Joco Diversions

Fixing problems from the ground up

And the dangerous hole was quickly repaired.
And the dangerous hole was quickly repaired. Special to The Star

Hello, bleary-eyed people with shattered nerves. I am here to help. Or at least distract.

When I realized this column would appear the morning after Election Day, I didn’t panic. My shtick here is to discuss things like finger lickers who touch supermarket produce. Just the same, I am a citizen who happens to excel at worrying about the future.

Due to an early deadline (last week), I didn’t know what today’s headlines would be shouting, or if the election weirdness would get even weirder. (Likely.) But I did know one definite thing and it somewhat echoed these strange times: I asked someone to fling some dirt.

True. I nudged a guy to toss mud around.

I was all, “Dude, you work for the citizenry. I saw somethin’ bad. Ya gotta hit the streets and spread dirt on this.”

And he did. Almost instantly.

But there is no scandal here. The dirt of which I speak is actual topsoil. Yet, it’s related to civic duty.

This all started on one of my meandering walks. Weeks ago, I noticed a sizable hole in the grass, right next to a well-traveled sidewalk. It was surprising to find such a void in the earth on a route so heavily used by joggers, kids on bikes, parents with strollers and dog walkers.

The hole was about a foot and a half in diameter and deep enough to trip up humans, creatures and wheels. There was even an exposed pipe along one side. However, the way the land sloped at that spot, combined with lush grass, the chasm was somewhat hidden in plain sight.

The first time I saw this abyss of doom, worry set in. I imagined a speed-demon kid on a bike veering on the grass to avoid an ear-budded runner. He’d hit the hole and fly over the handlebars. Or possibly there’d be a pre-dawn jogger crossing paths with a sleepy dog walker. She’d unwittingly swoop over to the hole and break her foot. “Something must be done!”

But, one mile and a half-podcast later, I forgot about it.

Another week, there was that hole, still gaping at me. I thought, “Peril! Why haven’t the authorities been alerted?”

This time I tried to photograph the void with an intended city hall dispatch. Per usual, the iPhone was out of storage. My imagination again conjured fictional but possible debacles, some involving sweet nuns on tandem bikes or exhausted parents with triplet strollers — all falling to catastrophe.

Yet, by the time I got home, Terry Gross on “Fresh Air” had redirected my thoughts.

Around the third or fourth encounter with the chasm of future fiascos, I shook my fist at the heavens. It was time for action. I called the city after office hours on a Friday. I left a babbling message on an employee’s voicemail, muttering words like “danger!” and coming close to warning about flying nuns.

With the guilt finally lifted, I forgot about the pit of potential calamity as I drowned in the noise of election pitches and Blue Apron ads.

But whoa, first thing Monday morning, a public works employee called me from the sidewalk in question. He asked where exactly the mini sinkhole was located. “East side, near the third telephone pole from the corner,” I answered.

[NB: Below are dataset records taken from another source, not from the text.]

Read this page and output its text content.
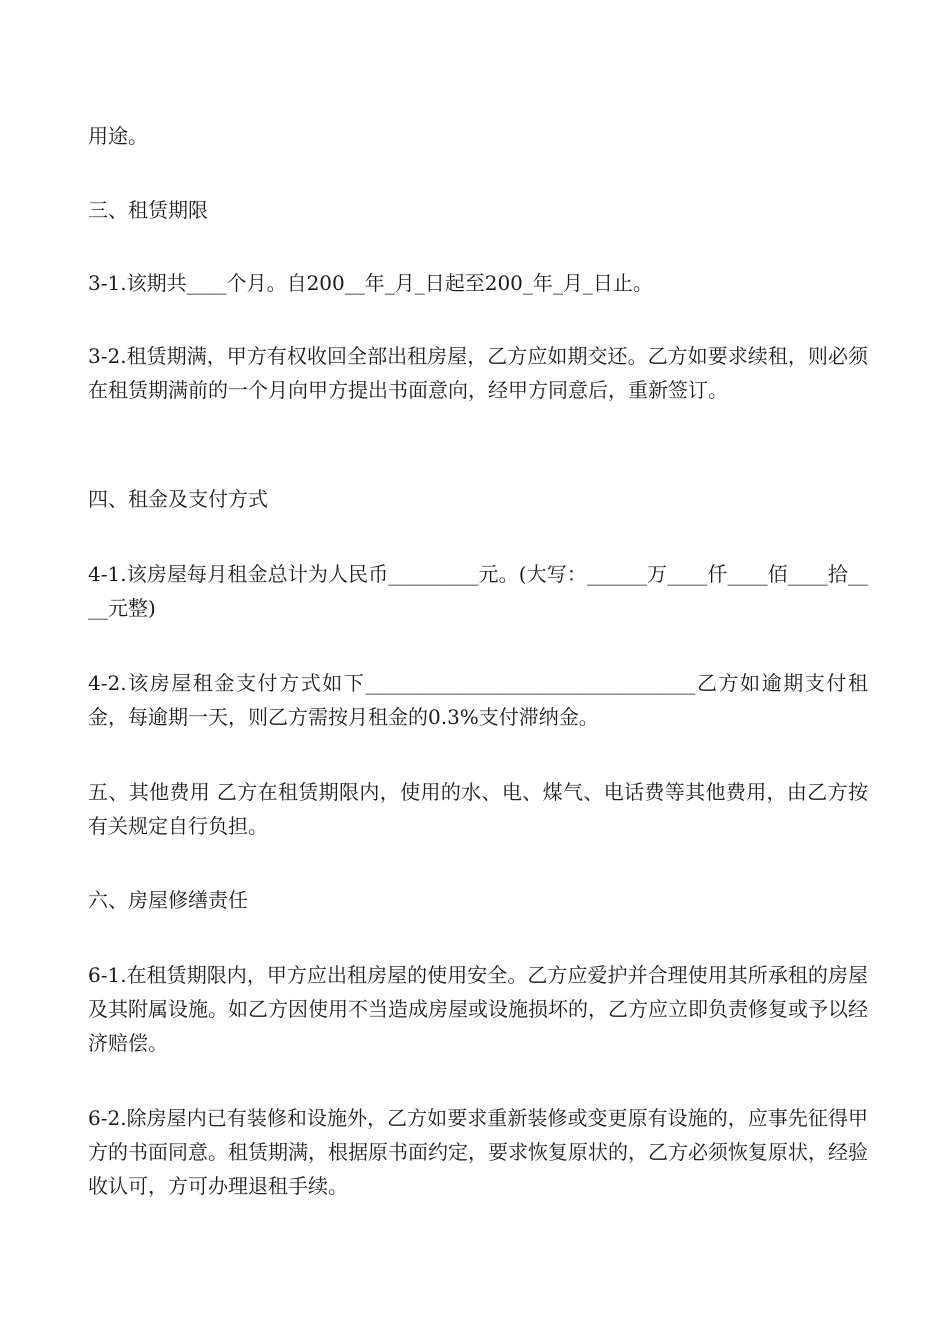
用途。

三、租赁期限

3-1.该期共____个月。自200__年_月_日起至200_年_月_日止。

3-2.租赁期满，甲方有权收回全部出租房屋，乙方应如期交还。乙方如要求续租，则必须在租赁期满前的一个月向甲方提出书面意向，经甲方同意后，重新签订。

四、租金及支付方式

4-1.该房屋每月租金总计为人民币_________元。(大写：______万____仟____佰____拾____元整)

4-2.该房屋租金支付方式如下_________________________________乙方如逾期支付租金，每逾期一天，则乙方需按月租金的0.3%支付滞纳金。

五、其他费用 乙方在租赁期限内，使用的水、电、煤气、电话费等其他费用，由乙方按有关规定自行负担。

六、房屋修缮责任

6-1.在租赁期限内，甲方应出租房屋的使用安全。乙方应爱护并合理使用其所承租的房屋及其附属设施。如乙方因使用不当造成房屋或设施损坏的，乙方应立即负责修复或予以经济赔偿。

6-2.除房屋内已有装修和设施外，乙方如要求重新装修或变更原有设施的，应事先征得甲方的书面同意。租赁期满，根据原书面约定，要求恢复原状的，乙方必须恢复原状，经验收认可，方可办理退租手续。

Boom. He found it and fixed it. Dirt flung, just like that.

As far as problem-solving goes, this story is a relative nothing. There are quiet heroes among us: people who don’t let others fall through much bigger cracks. Like my friend who volunteers her tail off to instill a love of books in children and to bring literacy to overlooked adults. Or my senior citizen uncle, who for years delivered meals to homebound folks who might have been younger than himself.

We can’t fix or control everything, but there are so many holes we can fill despite the dysfunction swirling around us. Our own backyards are a good start.